Después de veinte dolorosos e infructuosos intentos, TR tuvo que admitir que le resultaba absolutamente imposible cargar con la bola de demolición de Bolea en la moto y conducir en línea recta sin estrellarse. Le hubiera gustado dejarla allí y llevarse a su dueña, pero no se atrevió. Conocía demasiado bien a Bolea y sabía que hacer algo así le podría costar perder varios dientes. Así que no le quedó más remedio que buscarse un escondrijo entre la basura para ocultarse de miradas indiscretas (gracias a los trucos que había “copiado” de un programa de supervivencia de la tele) y esperar pacientemente (haciendo un solitario con la baraja de cartas para emergencias que siempre llevaba en la mochila) a que su amiga se recuperara de la inconsciencia.
TR (Sergi en realidad, dado que se había quitado el uniforme) acabó llegando a casa pasadas las doce del mediodía. Tras el enfrentamiento con los Conjurados y la noche en vela, lo único que le apetecía era echarse una siesta de seis o siete horas, aunque sabía perfectamente que era lo último que debía hacer. Terminar el guión en el que trabajaba, buscar información sobre los Conjurados, investigar un poco las organizaciones de los mafiosos muertos, ir al hospital para que le mirasen algunas de las contusiones que se había hecho en las últimas horas… había multitud de cosas urgentes que necesitan su atención. Pero él sólo pensaba en lo relajado que estaría si se tumbaba en su sofá y cerraba los ojos, mientras el sol le calentaba suavemente el cuerpo.

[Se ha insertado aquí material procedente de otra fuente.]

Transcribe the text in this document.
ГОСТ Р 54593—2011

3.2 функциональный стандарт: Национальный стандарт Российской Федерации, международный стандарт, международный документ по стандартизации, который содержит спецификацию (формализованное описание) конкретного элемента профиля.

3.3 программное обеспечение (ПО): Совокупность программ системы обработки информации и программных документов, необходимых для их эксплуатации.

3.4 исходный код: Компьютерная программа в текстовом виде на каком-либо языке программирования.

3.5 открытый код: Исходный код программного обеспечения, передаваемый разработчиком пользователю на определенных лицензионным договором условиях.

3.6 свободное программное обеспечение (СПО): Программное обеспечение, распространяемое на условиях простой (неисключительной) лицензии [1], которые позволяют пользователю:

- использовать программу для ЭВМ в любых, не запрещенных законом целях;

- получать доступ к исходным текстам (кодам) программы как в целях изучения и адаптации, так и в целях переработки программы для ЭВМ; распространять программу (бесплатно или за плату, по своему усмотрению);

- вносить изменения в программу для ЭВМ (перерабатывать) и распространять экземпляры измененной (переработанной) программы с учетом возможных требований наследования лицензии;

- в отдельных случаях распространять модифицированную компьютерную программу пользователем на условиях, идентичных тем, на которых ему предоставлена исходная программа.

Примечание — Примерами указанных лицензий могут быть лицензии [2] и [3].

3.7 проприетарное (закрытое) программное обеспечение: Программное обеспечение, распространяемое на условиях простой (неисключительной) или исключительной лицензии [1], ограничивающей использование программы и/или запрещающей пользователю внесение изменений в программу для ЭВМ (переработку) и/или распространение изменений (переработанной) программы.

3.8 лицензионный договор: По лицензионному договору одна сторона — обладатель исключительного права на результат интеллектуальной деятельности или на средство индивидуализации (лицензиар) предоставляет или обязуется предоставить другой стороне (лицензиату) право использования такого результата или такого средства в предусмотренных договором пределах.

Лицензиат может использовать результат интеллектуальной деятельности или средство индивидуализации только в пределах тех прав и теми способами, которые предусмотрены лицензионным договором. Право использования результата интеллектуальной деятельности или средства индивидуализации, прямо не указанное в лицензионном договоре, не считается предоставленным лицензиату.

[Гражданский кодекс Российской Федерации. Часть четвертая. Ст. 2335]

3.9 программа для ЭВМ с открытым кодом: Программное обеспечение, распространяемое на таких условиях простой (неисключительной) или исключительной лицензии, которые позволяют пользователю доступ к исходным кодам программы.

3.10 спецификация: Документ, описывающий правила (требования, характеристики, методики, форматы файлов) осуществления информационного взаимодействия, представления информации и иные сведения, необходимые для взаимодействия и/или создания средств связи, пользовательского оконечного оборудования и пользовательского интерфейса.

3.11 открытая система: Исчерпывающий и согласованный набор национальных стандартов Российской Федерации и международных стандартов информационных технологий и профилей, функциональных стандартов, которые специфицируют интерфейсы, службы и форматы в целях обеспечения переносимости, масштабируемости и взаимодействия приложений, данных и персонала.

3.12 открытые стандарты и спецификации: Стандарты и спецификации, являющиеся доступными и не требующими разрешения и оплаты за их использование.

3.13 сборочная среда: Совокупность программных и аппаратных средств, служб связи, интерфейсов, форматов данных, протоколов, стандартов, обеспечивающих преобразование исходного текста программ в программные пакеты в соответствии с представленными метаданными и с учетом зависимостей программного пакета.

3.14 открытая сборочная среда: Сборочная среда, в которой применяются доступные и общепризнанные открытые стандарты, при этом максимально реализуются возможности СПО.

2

El habitual debate entre deber y placer (dormir a veces lo es) quedó rápidamente resuelto por un mensaje. Era de Mario. “¿Estás en casa?” decía “Me gustaría verte y terminar lo que empezamos el otro día. Tardo cinco minutos”. Las palabras del fisioterapeuta tuvieron un efecto inmediato en Sergi en cuanto diversas endorfinas, dopaminas y hormonas esteroideas comenzaron a funcionar y a desviar sangre del cerebro hacia tejidos y órganos mucho más importantes. El sueño se esfumó, los dolores y lesiones parecieron curarse como por arte de magia y cualquier problema que no tuviera que ver con lo que pensaba hacer en el sofá, quedó en el olvido. El efecto sería de corta duración, pero aun así le sirvió para arrancarle la ropa a Mario en cuanto atravesó la puerta, hacerle el amor como si hubiera estado a las puertas de la muerte (lo cual era cierto) y repetir, aunque esta vez con un poco menos de ímpetu
— Ha sido bestial. — Dijo Mario al terminar. — Si lo llego a saber, paso de atender la emergencia del otro día.
— Sí, yo también.
— Tu lo que necesitas es pasarte por el hospital ¿Qué te ha sucedido en estos días? —Preguntó Mario con cara de preocupación. — Estás lleno de moratones ¿Te han dado una paliza?
— He tenido un… accidente.
— ¿Sólo uno? Déjame adivinar… ¿Te caíste desde lo alto de un edificio?… — Dijo tanteando el fisioterapeuta. — ¿Te estrellaste contra una pared mientras ibas en moto?
— Un poco de todo. — Respondió Sergi con una sonrisa. Era la verdad, pero era mejor que Mario pensara que bromeaba. — Ya sabes que tiendo a tropezarme y a darme golpes continuamente
— Y yo que empezaba a pensar que me había liado con un tío duro. — Se quejó Mario. — Mejor así. Odio a los chulos. Como premio, trataré de arreglarte alguna de las contracturas de la espalda.
— Muchas gracias.
— Dentro de un rato, no me lo agradecerás tanto. Esto te va a doler.